Au fur et à mesure que nous prenions connaissance du dessin, le quadripode métallique, qui pour la circonstance prenait allure d'ogre, s'animait, deux pattes solides, genouillées et légèrement pliées pour suggérer le mouvement, supportaient un corps excessivement ventru, tandis que les deux autres pattes, amaigries et rehaussées en bras, portaient deux grandes corbeilles qui augmentaient encore le tour de l'abdomen.

Corps et corbeilles débordaient de victuailles diverses: énormes quartiers de viande d'origine chevillarde, harengs argentés de la halle aux poissardes, saucissons et saucisses et autres cochonnailles venus tout droit de Mâchonville**, quatre-saisons de légumes provenant des maraîchages. Ce tableautin, ainsi coloré de toute cette variété, proposait la bouffetance à toute l'assistance.

Et au plus haut niveau, une tête gaillarde, portant front visionnaire, barbe abondante et regard d'enquêteur, voulait nommer Zola comme étant transporteur. Ce gargantua nouveau, au visage célèbre, portant charge maxi prétendant décollage, couvrait et de sa taille et de son arrondissement ceux de Paris et même la banlieue. À l'inverse du trajet digestif habituel à l'humain, le Ventre de Paris projetait à destination des milliers prétendus bons becs l'énorme quantité d'une journalière bectance. Ainsi mis en mouvement par sa tête pensante, ce corps trop pansu, entraillé de mangeaille, qui enjambait les pâtés de maisons, balaskait*** ses rondeurs en promettant sa chère.

Tous de bouche bée et moi sur le lulcaisse****, admirions ce grotesque qui, sans le moindre dessein, portait du Rabelais et du Bruegel l'ancien.

Et cette truculence, comme ultime bravo,
Signait, sans écriture, le talent d'un ado.

D'Etienne, appréciant son effet, heureux comme provençal dégustant des pichoulines, égrena, dans le silence, son appréciation :

" Devoir centré sur le sujet, présentation originale, contenu significatif, arguments de poids sans aucune lourdeur, un style alerte entrainant le terroir et toutes ses saveurs avec pour noble mission de nourrir toute la population ; une belle mise en scène du talent de Zola..." Arrivant au terme du jugement, il lâcha laconique: "... ; et puis, aucune faute d'orthographe, ce qui comble le correcteur !"

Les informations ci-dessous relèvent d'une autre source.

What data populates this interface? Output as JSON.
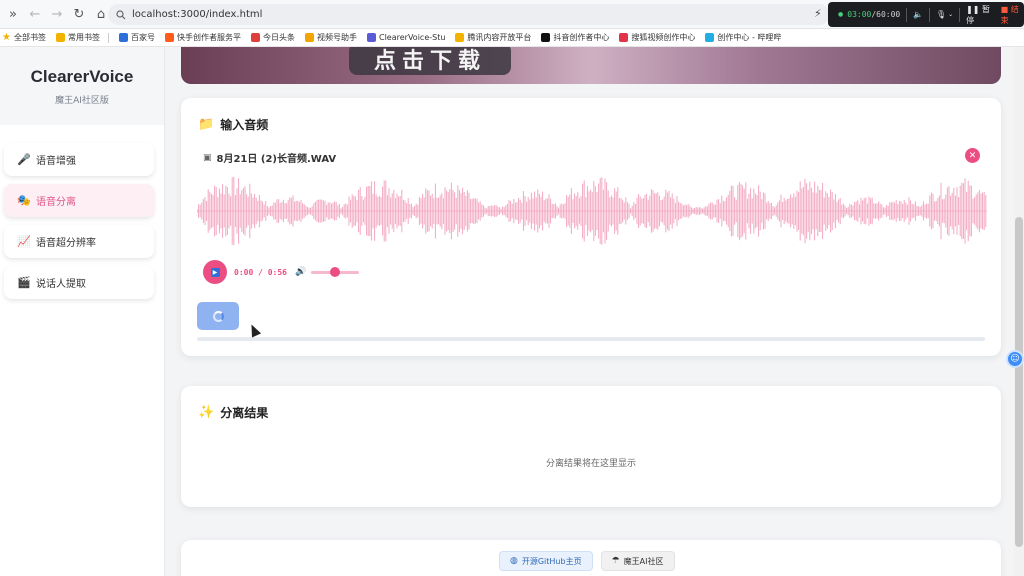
{
  "browser": {
    "url": "localhost:3000/index.html",
    "bookmarks": [
      {
        "label": "全部书签",
        "icon": "star-icon",
        "color": "#f2b300"
      },
      {
        "label": "常用书签",
        "icon": "bookmark-folder-icon",
        "color": "#f2b300"
      },
      {
        "label": "百家号",
        "icon": "baijiahao-icon",
        "color": "#2c6fd9"
      },
      {
        "label": "快手创作者服务平",
        "icon": "kuaishou-icon",
        "color": "#ff5b1a"
      },
      {
        "label": "今日头条",
        "icon": "toutiao-icon",
        "color": "#e23d3d"
      },
      {
        "label": "视频号助手",
        "icon": "channels-icon",
        "color": "#f2a400"
      },
      {
        "label": "ClearerVoice-Stu",
        "icon": "clearervoice-icon",
        "color": "#5b5bd6"
      },
      {
        "label": "腾讯内容开放平台",
        "icon": "tencent-icon",
        "color": "#f2b300"
      },
      {
        "label": "抖音创作者中心",
        "icon": "douyin-icon",
        "color": "#111111"
      },
      {
        "label": "搜狐视频创作中心",
        "icon": "sohu-icon",
        "color": "#e2334a"
      },
      {
        "label": "创作中心 - 哔哩哔",
        "icon": "bilibili-icon",
        "color": "#23ade5"
      }
    ]
  },
  "recorder": {
    "elapsed": "03:00",
    "total": "/60:00",
    "pause_label": "暂停",
    "stop_label": "结束"
  },
  "sidebar": {
    "title": "ClearerVoice",
    "subtitle": "魔王AI社区版",
    "items": [
      {
        "label": "语音增强",
        "icon": "microphone-icon",
        "active": false
      },
      {
        "label": "语音分离",
        "icon": "masks-icon",
        "active": true
      },
      {
        "label": "语音超分辨率",
        "icon": "chart-up-icon",
        "active": false
      },
      {
        "label": "说话人提取",
        "icon": "clapper-icon",
        "active": false
      }
    ]
  },
  "banner": {
    "button_label": "点击下载"
  },
  "input_card": {
    "title": "输入音频",
    "file_name": "8月21日 (2)长音频.WAV",
    "player": {
      "current_time": "0:00",
      "duration": "0:56",
      "volume": 0.5
    },
    "progress": 0
  },
  "result_card": {
    "title": "分离结果",
    "empty_text": "分离结果将在这里显示"
  },
  "footer": {
    "github_label": "开源GitHub主页",
    "community_label": "魔王AI社区"
  },
  "colors": {
    "accent": "#ec4d82",
    "waveform": "#f2a7c1",
    "process_button": "#8fb3f0"
  }
}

Le cours se termina sur cette contraignante allusion et l'heure suivante, consacrée à la peu bandante technologie permit à nos esprits de franchir, sans autorisation, l'enceinte du Centre.

Le soir, dans la chambrée, l'affaire fut reprise. Vaillant le gars de ch'nord, Castanier de Paris, avaient somme toute, bien reçu la leçon. Assez convaincu et redoutant - et par la note et par le coefficient - plus l'ajustage que le français, je me rangeai à leur avis ; Mais un de Martigues, qui revenait des cagoinces+, ou il avait changé l'eau des olives, et qui demeurait visiblement contrarié, lâcha, dans un brame étudié son ergonomique et méridionale déception ; " s'il faut se lever le cul et en plus dessiner pour décrocher un douze et demi... peuchère, on n'a pas fini de prendre des roustes... et finalement, ce type, il est vachement rascous+."

Et pourtant, nous venions de recevoir une excellente leçon : par cette démonstration à mi-chemin entre la galéjade et la provocation, notre professeur nous avait signifié qu'un degré de liberté est souvent possible moyennant un peu d'imagination, un peu de courage et... un peu de talent.

Mais déjà chacun pensait à la dure journée suivante ou le burinage et le bédanage, les deux mamelles de l'ajustage débutant, meurtriraient nos mains d'universitaires...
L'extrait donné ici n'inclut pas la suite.